8.4.3 Systemic Chemotherapy Options
The overwhelming majority of patients with pancreatic adenocarcinoma liver metastases will not be candidates for surgery. Liver metastasis almost universally signifies additional systemic disease, and, as noted, the results with surgery are largely poor. As such, systemic chemotherapy constitutes the backbone of therapy for patients with liver metastasis and pancreatic adenocarcinoma. Gemcitabine (Gemzar™; 2′,2′-difluorodeoxycytidine) is a pyrimidine antimetabolite and a specific analogue of deoxycytidine.

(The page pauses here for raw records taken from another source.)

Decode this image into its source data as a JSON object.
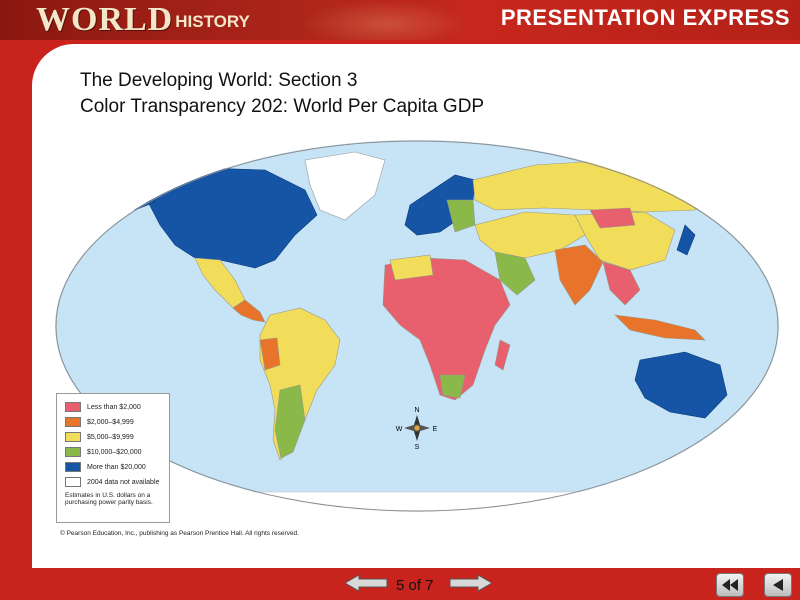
{
  "header": {
    "brand_main": "WORLD",
    "brand_sub": "HISTORY",
    "product": "PRESENTATION EXPRESS"
  },
  "slide": {
    "title_line1": "The Developing World: Section 3",
    "title_line2": "Color Transparency 202: World Per Capita GDP"
  },
  "legend": {
    "items": [
      {
        "label": "Less than $2,000",
        "color": "#e85f6e"
      },
      {
        "label": "$2,000–$4,999",
        "color": "#e8732a"
      },
      {
        "label": "$5,000–$9,999",
        "color": "#f2dd5a"
      },
      {
        "label": "$10,000–$20,000",
        "color": "#8ab94a"
      },
      {
        "label": "More than $20,000",
        "color": "#1655a6"
      },
      {
        "label": "2004 data not available",
        "color": "#ffffff"
      }
    ],
    "note": "Estimates in U.S. dollars on a purchasing power parity basis."
  },
  "compass": {
    "n": "N",
    "s": "S",
    "e": "E",
    "w": "W"
  },
  "copyright": "© Pearson Education, Inc., publishing as Pearson Prentice Hall.  All rights reserved.",
  "footer": {
    "counter": "5 of 7"
  },
  "colors": {
    "ocean": "#c6e4f6",
    "frame_red": "#c8231c"
  }
}
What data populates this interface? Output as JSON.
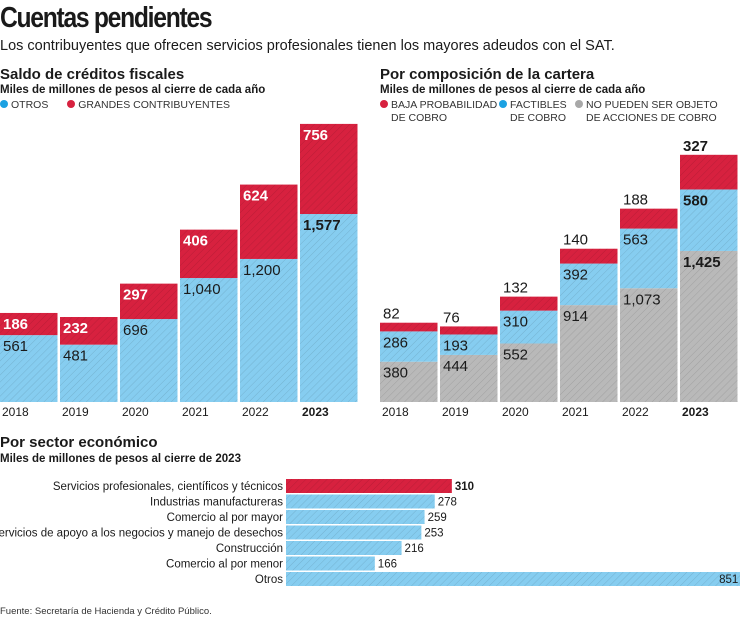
{
  "header": {
    "title": "Cuentas pendientes",
    "subtitle": "Los contribuyentes que ofrecen servicios profesionales tienen los mayores adeudos con el SAT."
  },
  "colors": {
    "red": "#d7213f",
    "blue": "#86cdf0",
    "gray": "#b9b9b9",
    "blue_dot": "#1ba1e2",
    "gray_dot": "#a8a8a8"
  },
  "chart_data": [
    {
      "type": "bar",
      "stacked": true,
      "title": "Saldo de créditos fiscales",
      "subtitle": "Miles de millones de pesos al cierre de cada año",
      "legend_position": "top-left",
      "categories": [
        "2018",
        "2019",
        "2020",
        "2021",
        "2022",
        "2023"
      ],
      "series": [
        {
          "name": "OTROS",
          "color": "#86cdf0",
          "values": [
            561,
            481,
            696,
            1040,
            1200,
            1577
          ],
          "labels": [
            "561",
            "481",
            "696",
            "1,040",
            "1,200",
            "1,577"
          ]
        },
        {
          "name": "GRANDES CONTRIBUYENTES",
          "color": "#d7213f",
          "values": [
            186,
            232,
            297,
            406,
            624,
            756
          ],
          "labels": [
            "186",
            "232",
            "297",
            "406",
            "624",
            "756"
          ]
        }
      ]
    },
    {
      "type": "bar",
      "stacked": true,
      "title": "Por composición de la cartera",
      "subtitle": "Miles de millones de pesos al cierre de cada año",
      "legend_position": "top-left",
      "categories": [
        "2018",
        "2019",
        "2020",
        "2021",
        "2022",
        "2023"
      ],
      "series": [
        {
          "name": "NO PUEDEN SER OBJETO DE ACCIONES DE COBRO",
          "color": "#b9b9b9",
          "values": [
            380,
            444,
            552,
            914,
            1073,
            1425
          ],
          "labels": [
            "380",
            "444",
            "552",
            "914",
            "1,073",
            "1,425"
          ]
        },
        {
          "name": "FACTIBLES DE COBRO",
          "color": "#86cdf0",
          "values": [
            286,
            193,
            310,
            392,
            563,
            580
          ],
          "labels": [
            "286",
            "193",
            "310",
            "392",
            "563",
            "580"
          ]
        },
        {
          "name": "BAJA PROBABILIDAD DE COBRO",
          "color": "#d7213f",
          "values": [
            82,
            76,
            132,
            140,
            188,
            327
          ],
          "labels": [
            "82",
            "76",
            "132",
            "140",
            "188",
            "327"
          ]
        }
      ],
      "legend": [
        {
          "line1": "BAJA PROBABILIDAD",
          "line2": "DE COBRO",
          "color": "#d7213f"
        },
        {
          "line1": "FACTIBLES",
          "line2": "DE COBRO",
          "color": "#1ba1e2"
        },
        {
          "line1": "NO PUEDEN SER OBJETO",
          "line2": "DE ACCIONES DE COBRO",
          "color": "#a8a8a8"
        }
      ]
    },
    {
      "type": "bar",
      "orientation": "horizontal",
      "title": "Por sector económico",
      "subtitle": "Miles de millones de pesos al cierre de 2023",
      "categories": [
        "Servicios profesionales, científicos y técnicos",
        "Industrias manufactureras",
        "Comercio al por mayor",
        "Servicios de apoyo a los negocios y manejo de desechos",
        "Construcción",
        "Comercio al por menor",
        "Otros"
      ],
      "values": [
        310,
        278,
        259,
        253,
        216,
        166,
        851
      ],
      "highlight_index": 0
    }
  ],
  "source": "Fuente: Secretaría de Hacienda y Crédito Público."
}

Since 1997, gemcitabine monotherapy has been the standard first-line treatment for patients with metastatic pancreatic ductal adenocarcinoma [35]. While there have been numerous attempts to identify a suitable companion drug for gemcitabine as doublet therapy, many phase 3 trials had failed to establish the superiority of any doublet regimen over monotherapy with gemcitabine alone. Recently, the MPACT (Metastatic Pancreatic Adenocarcinoma Clinical Trial) trial demonstrated in a randomized phase 3 trial that gemcitabine combined with nab-paclitaxel led to an improvement in survival among patients with metastatic pancreatic ductal adenocarcinoma, including patients with liver metastases. Specifically, for patient with pancreatic adenocarcinoma liver metastasis, overall survival and progression-free survival was better in the gemcitabine plus nab-paclitaxel group versus the gemcitabine-only group (Hazard ratio for death 0.69, 95 % CI 0.59–0.81; hazard ratio for progression 0.65, 95 % CI 0.54–0.78) [36]. Gemcitabine plus nab-paclitaxel is now the standard of care for this patient group.